Но, конечно, самая важная заслуга Н. Е. Петряевой – её созидательное участие в работе книголюбительского клуба, учреждённого отцом. Причем, мне как человеку иногороднему, находящемуся на большом расстоянии от лесных вятских мест, эта заслуга видится, быть может, более отчётливей, нежели одноземцам. Созданное Е. Д. Петряевым вольное содружество книжников было в своё время одним из ранних объединений подобного типа в стране. Не дать потухнуть этому огоньку – такая задача и стояла перед дочерью: она знала, что библиофильские организации, существующие вдали от столичных центров культуры, после смерти основателя и руководителя обычно разваливаются, самораспускаются. Скромная по природе, порядочная по натуре, Наталья Евгеньевна вовсе не претендовала на роль лидера. Однако стремление не дать погибнуть отцовскому детищу подвигло её на решительные шаги: она явилась как бы приводным ремнём, запускающим в действие весь сложный механизм клубной машины. По праву прямого наследования Наталья Евгеньевна стала продолжательницей отцовской инициативы, идейным и нравственным шефом клуба, носящего имя её родителя. Мне, естественно, неизвестны детали её конкретной деятельности на этом поприще, но по намекам, разбросанным в её письмах, и по разговорам с нею и другими кировчанами представляю, как была велика и значительна доля её присутствия в делах «Вятских книголюбов».

11.jpg

Н. Е. Петряева ведёт заседание клуба «Вятские книголюбы»

А с какой самозабвенностью Наталья Евгеньевна растрачивала себя на подготовку и проведение Петряевских чтений, превратившихся в своеобразный форум сторонников «краевого книговедения»! Без энергии и напора этой женщины чтения, наверное, вряд ли могли бы состояться. По крайней мере, сама её фамилия служила для регионологов и библиофилов гарантией того, что визит в Киров не будет напрасным.

Мне всегда приятно вспоминать свои зимние поездки на Петряевские чтения, и образ северного города с лохматыми шапками снега на крышах зданий для меня неразрывен с обликом милой, радушной хозяйки чтений, неизменно радовавшей своих гостей каким-нибудь сюрпризом. Атмосфера этих конференций была такова, что на призыв вятчан охотно откликались докладчики из разных уголков России. Каждому из них Наталья Евгеньевна неназойливо уделяла внимание, и невозможно было понять, кто больше друг другу благодарен.

Как-то раз Наталья Евгеньевна привезла меня на кладбище. Мы с трудом пробрались через сугробы к надгробному камню с портретом Е. Д. Петряева. Она угадала моё заветное желание – побыть у могилы дорогого мне человека, моего неформального наставника, поклониться его светлой памяти.
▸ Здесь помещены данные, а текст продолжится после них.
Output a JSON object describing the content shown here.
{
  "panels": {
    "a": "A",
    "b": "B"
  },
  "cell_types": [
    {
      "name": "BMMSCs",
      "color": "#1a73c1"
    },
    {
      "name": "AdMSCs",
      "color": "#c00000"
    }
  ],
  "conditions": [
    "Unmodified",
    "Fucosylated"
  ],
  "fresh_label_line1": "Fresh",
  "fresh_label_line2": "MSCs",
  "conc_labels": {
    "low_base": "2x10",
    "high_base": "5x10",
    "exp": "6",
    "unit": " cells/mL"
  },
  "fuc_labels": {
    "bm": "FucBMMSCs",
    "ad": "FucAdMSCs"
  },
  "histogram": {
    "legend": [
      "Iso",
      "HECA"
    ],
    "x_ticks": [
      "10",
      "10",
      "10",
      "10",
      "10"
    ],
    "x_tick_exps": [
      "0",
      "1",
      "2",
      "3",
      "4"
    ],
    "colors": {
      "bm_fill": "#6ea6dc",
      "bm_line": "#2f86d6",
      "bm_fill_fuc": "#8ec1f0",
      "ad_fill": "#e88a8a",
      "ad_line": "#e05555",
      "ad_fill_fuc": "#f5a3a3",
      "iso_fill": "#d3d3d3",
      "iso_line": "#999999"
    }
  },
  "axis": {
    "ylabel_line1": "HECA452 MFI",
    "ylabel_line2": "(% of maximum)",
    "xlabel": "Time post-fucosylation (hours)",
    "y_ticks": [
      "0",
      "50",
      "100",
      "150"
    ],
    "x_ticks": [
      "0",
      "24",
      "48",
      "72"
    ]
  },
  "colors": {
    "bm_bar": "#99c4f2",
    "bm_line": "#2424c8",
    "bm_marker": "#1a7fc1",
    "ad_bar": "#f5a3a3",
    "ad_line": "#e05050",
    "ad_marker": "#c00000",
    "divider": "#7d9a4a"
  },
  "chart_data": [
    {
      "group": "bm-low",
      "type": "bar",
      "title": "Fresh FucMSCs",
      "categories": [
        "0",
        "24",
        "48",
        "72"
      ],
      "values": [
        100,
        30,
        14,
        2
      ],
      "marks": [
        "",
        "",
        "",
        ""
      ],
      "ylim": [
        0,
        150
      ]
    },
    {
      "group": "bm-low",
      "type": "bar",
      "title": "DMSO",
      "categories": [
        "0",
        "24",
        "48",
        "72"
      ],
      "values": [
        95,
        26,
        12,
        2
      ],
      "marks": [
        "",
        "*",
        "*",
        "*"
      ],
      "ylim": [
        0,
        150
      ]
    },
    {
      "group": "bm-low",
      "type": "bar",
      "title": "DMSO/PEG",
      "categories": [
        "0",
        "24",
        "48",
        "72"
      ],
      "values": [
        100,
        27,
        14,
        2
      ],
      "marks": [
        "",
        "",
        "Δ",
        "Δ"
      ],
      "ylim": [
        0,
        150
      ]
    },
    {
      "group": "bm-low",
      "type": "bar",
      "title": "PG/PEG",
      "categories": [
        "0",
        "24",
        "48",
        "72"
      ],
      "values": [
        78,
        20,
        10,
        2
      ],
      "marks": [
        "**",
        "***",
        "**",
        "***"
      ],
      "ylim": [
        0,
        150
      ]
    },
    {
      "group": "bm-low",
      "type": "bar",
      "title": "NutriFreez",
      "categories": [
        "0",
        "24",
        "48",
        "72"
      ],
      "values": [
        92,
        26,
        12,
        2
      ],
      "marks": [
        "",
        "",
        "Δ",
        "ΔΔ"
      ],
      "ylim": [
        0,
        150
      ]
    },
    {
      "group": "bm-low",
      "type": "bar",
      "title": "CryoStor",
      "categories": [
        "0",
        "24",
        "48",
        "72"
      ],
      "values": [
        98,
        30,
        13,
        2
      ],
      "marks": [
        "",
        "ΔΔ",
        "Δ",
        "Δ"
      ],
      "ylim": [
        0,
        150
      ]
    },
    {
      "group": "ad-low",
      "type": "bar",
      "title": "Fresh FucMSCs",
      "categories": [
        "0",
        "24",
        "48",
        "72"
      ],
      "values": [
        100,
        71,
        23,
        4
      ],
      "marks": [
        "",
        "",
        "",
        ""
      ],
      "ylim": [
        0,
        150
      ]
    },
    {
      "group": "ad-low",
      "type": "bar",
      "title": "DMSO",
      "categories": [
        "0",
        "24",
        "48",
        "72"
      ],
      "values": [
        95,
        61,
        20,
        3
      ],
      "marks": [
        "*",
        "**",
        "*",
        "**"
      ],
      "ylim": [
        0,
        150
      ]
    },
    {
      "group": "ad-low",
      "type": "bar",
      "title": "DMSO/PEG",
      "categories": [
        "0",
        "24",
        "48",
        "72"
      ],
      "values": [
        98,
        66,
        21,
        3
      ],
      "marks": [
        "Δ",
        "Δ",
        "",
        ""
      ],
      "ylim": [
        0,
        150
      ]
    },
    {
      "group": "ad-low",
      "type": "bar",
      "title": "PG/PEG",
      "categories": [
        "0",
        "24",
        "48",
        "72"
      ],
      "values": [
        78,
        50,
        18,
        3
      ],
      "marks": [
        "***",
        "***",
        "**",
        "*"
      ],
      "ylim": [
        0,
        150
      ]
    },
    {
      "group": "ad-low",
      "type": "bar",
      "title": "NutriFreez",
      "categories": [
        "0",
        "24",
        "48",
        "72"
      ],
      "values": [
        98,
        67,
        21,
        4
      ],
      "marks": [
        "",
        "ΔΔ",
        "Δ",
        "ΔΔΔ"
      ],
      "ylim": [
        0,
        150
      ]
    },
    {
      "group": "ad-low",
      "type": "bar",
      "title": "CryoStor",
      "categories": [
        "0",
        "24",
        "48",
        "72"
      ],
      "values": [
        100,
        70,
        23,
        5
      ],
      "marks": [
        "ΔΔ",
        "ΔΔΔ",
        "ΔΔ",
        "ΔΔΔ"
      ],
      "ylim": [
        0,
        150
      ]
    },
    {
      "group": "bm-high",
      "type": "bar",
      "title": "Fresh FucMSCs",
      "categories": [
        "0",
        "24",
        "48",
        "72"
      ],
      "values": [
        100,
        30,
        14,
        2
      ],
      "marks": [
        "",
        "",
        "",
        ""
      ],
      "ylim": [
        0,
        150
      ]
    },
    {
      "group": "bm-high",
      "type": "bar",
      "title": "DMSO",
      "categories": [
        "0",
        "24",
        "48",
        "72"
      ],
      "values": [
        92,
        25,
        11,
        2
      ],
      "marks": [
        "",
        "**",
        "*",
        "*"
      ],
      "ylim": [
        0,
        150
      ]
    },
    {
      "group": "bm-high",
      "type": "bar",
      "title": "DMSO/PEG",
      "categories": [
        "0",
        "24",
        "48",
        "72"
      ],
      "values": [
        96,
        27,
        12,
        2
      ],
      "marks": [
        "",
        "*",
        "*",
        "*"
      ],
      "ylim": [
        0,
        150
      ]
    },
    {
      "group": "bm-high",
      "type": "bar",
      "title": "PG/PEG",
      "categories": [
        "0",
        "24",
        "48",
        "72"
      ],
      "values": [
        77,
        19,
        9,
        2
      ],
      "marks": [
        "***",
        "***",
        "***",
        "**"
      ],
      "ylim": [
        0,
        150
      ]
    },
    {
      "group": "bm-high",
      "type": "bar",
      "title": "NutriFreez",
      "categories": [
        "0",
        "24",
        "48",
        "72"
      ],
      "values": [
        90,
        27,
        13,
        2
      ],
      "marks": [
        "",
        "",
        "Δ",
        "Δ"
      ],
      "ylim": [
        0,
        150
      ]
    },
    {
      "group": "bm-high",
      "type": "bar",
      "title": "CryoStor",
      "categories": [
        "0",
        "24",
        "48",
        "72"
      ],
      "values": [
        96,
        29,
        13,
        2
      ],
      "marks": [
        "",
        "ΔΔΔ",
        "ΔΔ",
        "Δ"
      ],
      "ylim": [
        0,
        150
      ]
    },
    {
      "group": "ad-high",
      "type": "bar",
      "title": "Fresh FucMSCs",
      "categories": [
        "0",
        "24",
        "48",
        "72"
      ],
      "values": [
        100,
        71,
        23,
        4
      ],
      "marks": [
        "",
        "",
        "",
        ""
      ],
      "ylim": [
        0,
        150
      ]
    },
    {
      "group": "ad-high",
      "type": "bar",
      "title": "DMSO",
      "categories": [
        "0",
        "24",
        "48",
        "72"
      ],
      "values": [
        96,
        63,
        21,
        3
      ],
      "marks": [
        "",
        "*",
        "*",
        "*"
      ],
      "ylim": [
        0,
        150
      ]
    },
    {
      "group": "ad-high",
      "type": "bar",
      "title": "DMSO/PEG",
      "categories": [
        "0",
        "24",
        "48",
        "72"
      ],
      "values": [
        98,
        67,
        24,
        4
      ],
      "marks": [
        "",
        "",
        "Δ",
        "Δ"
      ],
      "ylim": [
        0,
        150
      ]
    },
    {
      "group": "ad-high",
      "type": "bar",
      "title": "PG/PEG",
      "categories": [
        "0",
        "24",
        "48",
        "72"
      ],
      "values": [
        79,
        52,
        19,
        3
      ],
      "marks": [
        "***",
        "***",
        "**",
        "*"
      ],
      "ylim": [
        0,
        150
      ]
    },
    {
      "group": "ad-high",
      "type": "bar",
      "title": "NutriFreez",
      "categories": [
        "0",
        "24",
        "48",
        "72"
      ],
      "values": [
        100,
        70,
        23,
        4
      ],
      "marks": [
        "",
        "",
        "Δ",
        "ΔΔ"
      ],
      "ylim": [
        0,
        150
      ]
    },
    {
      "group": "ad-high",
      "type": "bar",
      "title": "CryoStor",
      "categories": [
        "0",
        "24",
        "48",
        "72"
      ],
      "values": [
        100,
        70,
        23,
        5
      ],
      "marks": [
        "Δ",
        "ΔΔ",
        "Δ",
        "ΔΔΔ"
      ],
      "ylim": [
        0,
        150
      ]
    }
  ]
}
А теперь вот и сама дочь улеглась в землю рядом с отцом, и уже Александр Львович Рашковский – спасибо ему за всё! – доставил меня к месту, где упокоилась так рано покинувшая нас Наталья Евгеньевна. К чувству скорби и грусти невольно примешивалось осознание того, что она успела внести неоценимый вклад в содержимое «вятского книжного сундука». Наталья Евгеньевна стала заложницей (в хорошем смысле!) своей фамилии: быть Петряевой – значило для неё обитать в мире высокой духовности, значило отдавать весь жар своего сердца книжникам.